Em resumo: o filme (perdoe o trocadilho terrível) não me deixou entrar. Mas, lá de fora, ele me pareceu admirável. Alfredson está no comando, com firmeza, sabotando a paleta de cores, o ritmo e o temperamento de um filme-de-produtor (um dos produtores, note a responsa, é o próprio Carré). E é sempre bonito quando um bom cineasta nos mostra que, às vezes, esse tipo de coisa acontece.

(Tinker Tailor Soldier Spy, 2011) De Tomas Alfredson. Com Gary Oldman, Colin Firth e Tom Hardy. B+

top 100 | Os filmes da minha vida (13)

Postado em

Ainda que ninguém tenha organizado marchas ou atos de protesto ou (quem sabe) churrascos contra a interrupção deste ranking, ele está de volta, cheio de amor pra dar, com mais dois filmes pra lá de astonishing, pra ver (de preferência) antes de morrer.

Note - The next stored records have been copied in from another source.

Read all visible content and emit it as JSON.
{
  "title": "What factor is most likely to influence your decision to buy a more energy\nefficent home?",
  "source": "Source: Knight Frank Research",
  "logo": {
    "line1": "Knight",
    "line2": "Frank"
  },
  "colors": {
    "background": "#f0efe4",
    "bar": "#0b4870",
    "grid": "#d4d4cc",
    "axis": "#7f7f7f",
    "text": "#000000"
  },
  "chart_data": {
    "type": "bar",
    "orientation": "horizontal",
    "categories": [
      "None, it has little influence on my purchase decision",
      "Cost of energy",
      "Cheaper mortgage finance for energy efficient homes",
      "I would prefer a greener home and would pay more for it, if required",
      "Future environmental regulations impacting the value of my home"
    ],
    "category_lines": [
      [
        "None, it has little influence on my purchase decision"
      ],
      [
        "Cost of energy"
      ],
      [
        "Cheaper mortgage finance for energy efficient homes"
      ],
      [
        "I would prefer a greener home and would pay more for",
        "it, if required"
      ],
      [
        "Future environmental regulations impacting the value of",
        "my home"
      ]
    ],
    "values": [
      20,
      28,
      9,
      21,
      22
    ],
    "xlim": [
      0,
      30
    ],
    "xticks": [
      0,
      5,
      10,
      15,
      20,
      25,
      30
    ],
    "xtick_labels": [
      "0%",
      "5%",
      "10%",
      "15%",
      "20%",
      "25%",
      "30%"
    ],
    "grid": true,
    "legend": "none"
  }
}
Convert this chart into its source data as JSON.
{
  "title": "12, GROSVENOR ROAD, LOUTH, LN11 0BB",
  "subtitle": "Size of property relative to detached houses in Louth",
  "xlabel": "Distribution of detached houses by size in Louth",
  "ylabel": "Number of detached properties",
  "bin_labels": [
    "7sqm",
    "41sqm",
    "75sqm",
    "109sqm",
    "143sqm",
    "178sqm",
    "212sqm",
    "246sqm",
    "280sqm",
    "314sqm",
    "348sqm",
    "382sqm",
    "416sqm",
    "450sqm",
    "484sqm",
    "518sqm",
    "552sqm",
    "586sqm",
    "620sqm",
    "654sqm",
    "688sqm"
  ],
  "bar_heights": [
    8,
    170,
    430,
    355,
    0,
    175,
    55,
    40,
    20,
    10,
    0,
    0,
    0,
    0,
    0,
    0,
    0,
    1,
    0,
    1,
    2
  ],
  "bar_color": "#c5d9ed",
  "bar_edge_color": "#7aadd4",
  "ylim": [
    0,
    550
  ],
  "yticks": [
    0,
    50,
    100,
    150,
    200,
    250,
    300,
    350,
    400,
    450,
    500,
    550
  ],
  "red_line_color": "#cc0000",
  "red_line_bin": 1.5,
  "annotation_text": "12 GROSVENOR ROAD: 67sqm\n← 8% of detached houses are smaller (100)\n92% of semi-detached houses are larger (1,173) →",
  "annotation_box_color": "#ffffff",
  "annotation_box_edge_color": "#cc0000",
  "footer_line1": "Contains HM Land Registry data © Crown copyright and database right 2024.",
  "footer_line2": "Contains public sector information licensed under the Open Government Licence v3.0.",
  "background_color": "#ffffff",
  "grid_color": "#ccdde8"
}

Deu preguiça de postar a lista dos longas que apareceram aqui em edições anteriores, mas prometo que vou estar cumprindo esta demanda no próximo experiente. Até mais.

076 | O Pântano | La Ciénaga | Lucrecia Martel | 2001

O cotidiano desta família de classe média na cidadezinha de Salta, na Argentina, tem incríveis semelhanças com algumas cenas da minha infância suburbana no Rio de Janeiro, quando também ficávamos todos estirados à beira da piscina suja enquanto as crianças quase sofriam terríveis acidentes domésticos. O Pântano, obviamente, não é só isso. É, antes, o ponto de vista de uma cineasta capaz de, com alguns movimentos de câmera, enquadrar a crônica familiar numa espécie de moldura surrealista – o que complica, lindamente, qualquer interpretação sociológica do filme.

075 | O Fim de um Longo Dia | The Long Day Closes | Terence Davies | 1992

Um filme sobre lembranças de infância que (só pra não fugir do tom ultrapessoal do parágrafo acima) diz muito a respeito da minha adolescência, que também foi tomada por um fog de solidão (num cenário mais ensolarado, no entanto). O cinema era a minha companhia, às vezes minha única companhia, daí que acredito compreender o que passa no imaginário do personagem principal, Bud. Quando assisti ao filme pela primeira vez, numa fita VHS, não consegui perceber o que havia de encantador nele. Mas, sem que eu me esforçasse, ele foi ficando na minha memória, se instalando feito um halo – até se tornar um retrato borrado do meu passado.